Vous attendiez-vous à un si bon score de Macky Sall devant Idrissa Seck ? Et surtout comment voyez-vous l'issue de la présidentielle avec le second tour attendu ?
Notre candidat n'a pas réellement battu campagne pour les raisons que vous savez ayant trait à notre combat central contre la candidature inconstitutionnelle du Président sortant. Néanmoins, ce qui est important aujourd'hui au-delà des scores des uns et des autres, c'est que nous sommes demeurés cohérents dans notre engagement à soutenir le candidat de l'opposition le mieux placé qui se trouve être Macky Sall. Il a le soutien de notre candidat et toutes les forces de notre coalition.

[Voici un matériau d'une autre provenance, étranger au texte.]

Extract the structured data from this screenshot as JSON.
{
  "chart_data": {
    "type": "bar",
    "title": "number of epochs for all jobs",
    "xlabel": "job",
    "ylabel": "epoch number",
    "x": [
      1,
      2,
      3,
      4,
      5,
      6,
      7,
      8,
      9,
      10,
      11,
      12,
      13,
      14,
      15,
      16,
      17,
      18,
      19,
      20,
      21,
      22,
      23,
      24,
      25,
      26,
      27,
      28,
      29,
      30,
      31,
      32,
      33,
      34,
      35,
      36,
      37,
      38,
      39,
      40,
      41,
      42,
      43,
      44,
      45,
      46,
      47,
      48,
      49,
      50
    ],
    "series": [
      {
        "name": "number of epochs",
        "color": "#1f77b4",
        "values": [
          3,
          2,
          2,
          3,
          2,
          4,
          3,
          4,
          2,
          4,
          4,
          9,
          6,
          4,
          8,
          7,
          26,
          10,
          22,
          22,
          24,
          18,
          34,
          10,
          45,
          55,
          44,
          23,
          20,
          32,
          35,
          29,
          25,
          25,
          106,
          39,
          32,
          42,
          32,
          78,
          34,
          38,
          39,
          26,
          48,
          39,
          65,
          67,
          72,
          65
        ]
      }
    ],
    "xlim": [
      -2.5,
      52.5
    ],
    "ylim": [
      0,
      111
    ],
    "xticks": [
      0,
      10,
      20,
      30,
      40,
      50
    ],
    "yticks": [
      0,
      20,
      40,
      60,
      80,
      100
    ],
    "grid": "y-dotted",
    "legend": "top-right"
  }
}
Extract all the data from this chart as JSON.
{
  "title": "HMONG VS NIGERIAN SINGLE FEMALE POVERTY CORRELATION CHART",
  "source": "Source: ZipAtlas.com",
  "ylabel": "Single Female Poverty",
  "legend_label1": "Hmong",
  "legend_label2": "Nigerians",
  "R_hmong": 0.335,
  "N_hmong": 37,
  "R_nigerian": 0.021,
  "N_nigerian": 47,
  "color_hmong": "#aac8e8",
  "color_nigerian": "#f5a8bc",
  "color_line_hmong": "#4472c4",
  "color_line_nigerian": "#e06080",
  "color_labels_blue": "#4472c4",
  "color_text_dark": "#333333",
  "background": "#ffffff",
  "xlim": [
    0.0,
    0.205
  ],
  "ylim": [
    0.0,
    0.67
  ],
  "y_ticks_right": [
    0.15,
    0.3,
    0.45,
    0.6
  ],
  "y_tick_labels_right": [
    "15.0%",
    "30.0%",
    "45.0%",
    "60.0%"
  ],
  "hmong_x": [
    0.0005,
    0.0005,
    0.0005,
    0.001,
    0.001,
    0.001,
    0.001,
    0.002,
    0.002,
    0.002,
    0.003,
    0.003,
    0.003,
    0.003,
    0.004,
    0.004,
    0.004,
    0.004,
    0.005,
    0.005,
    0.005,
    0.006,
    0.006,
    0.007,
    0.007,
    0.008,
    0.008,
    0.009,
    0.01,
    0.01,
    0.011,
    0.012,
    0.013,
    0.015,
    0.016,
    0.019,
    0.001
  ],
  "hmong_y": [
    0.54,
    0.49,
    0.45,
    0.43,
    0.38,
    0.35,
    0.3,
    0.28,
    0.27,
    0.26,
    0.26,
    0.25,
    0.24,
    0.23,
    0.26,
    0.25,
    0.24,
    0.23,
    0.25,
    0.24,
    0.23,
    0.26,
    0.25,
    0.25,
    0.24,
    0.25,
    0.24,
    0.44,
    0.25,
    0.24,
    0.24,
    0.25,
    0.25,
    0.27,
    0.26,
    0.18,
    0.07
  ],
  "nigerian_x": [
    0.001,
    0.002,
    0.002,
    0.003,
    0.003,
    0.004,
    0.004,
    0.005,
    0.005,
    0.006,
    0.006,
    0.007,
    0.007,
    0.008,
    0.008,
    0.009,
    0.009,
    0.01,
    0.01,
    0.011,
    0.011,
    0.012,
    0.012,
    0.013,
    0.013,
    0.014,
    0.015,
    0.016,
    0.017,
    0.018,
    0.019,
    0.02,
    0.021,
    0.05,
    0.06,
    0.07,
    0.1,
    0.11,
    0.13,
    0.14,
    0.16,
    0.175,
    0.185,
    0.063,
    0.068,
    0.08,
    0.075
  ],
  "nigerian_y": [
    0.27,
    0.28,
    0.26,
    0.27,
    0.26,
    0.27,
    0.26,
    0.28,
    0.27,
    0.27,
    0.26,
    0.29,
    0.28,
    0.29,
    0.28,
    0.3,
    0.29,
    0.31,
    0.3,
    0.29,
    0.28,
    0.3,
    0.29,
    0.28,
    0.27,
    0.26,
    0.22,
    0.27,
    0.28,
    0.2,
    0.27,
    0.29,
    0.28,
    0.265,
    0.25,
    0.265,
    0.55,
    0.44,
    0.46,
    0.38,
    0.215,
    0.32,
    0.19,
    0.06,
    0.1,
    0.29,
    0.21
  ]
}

Le score qu'il a obtenu augure de bonnes perspectives au second tour tenant compte du ralliement effectif des forces vives de la nation (M23, Assises nationales, Mouvements citoyens etc.).
Vous avez fait l'objet de beaucoup d'attaques ; on vous a même accusé d'être un élément bloquant et même une des raisons de la défaite de votre candidat. Réponse et commentaires.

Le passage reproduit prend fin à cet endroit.